Every coding agent I use can read my .env file. Every one of them is a single prompt away from streaming its contents to a server I don't control. The fix has been obvious since the day Claude Code launched — redact on the way out, rehydrate on the way in — and a year later, no major vendor has built it into the client where it belongs.
Third-party proxies that do a version of this exist. The agents themselves don't ship it. That gap is the whole story: the one place this protection makes sense is the one place it's missing.

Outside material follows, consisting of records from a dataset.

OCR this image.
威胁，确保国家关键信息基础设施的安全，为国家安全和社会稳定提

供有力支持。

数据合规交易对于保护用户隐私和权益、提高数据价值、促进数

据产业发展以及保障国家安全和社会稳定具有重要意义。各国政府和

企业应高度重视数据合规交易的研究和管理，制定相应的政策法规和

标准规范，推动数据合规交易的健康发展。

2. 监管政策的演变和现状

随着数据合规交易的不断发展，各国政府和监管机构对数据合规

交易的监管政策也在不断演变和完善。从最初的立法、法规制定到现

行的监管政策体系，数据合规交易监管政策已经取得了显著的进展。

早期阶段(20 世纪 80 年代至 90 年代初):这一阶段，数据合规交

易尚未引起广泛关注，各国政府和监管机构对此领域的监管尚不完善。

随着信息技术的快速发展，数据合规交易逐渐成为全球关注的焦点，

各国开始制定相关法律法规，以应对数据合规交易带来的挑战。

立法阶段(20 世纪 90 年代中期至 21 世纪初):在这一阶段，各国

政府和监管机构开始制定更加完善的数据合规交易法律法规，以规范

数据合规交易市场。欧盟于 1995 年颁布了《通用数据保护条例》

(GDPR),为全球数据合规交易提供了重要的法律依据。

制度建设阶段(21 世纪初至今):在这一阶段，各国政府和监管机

Start from an uncomfortable assumption — anything you send to an inference endpoint has zero security. Every major provider would object, and on paper they'd have a case. But two years of provider-side leaks have convinced me it's the safer bet to assume the worst. If you wouldn't paste a value into a public Slack channel, you shouldn't hand it to a remote model either. That covers two overlapping buckets: secrets like API tokens, private keys, and passwords; and personal data like names, phone numbers, and the occasional social security number that's somehow both at once. A proxy sitting in the middle can scan for all of it.
The Shape of the Fix
A local proxy sits between the agent and the inference endpoint. On the outbound side it scans the payload for anything that looks sensitive and replaces each match with a deterministic placeholder — [[REDACTED_PHONE:8f3a]], [[REDACTED_TOKEN:3f2a]], one per distinct value. Alongside the redacted payload it appends a short instruction telling the model what those placeholders are: opaque strings the client holds privately, to be treated as inscrutable identifiers and reproduced verbatim if the response needs them.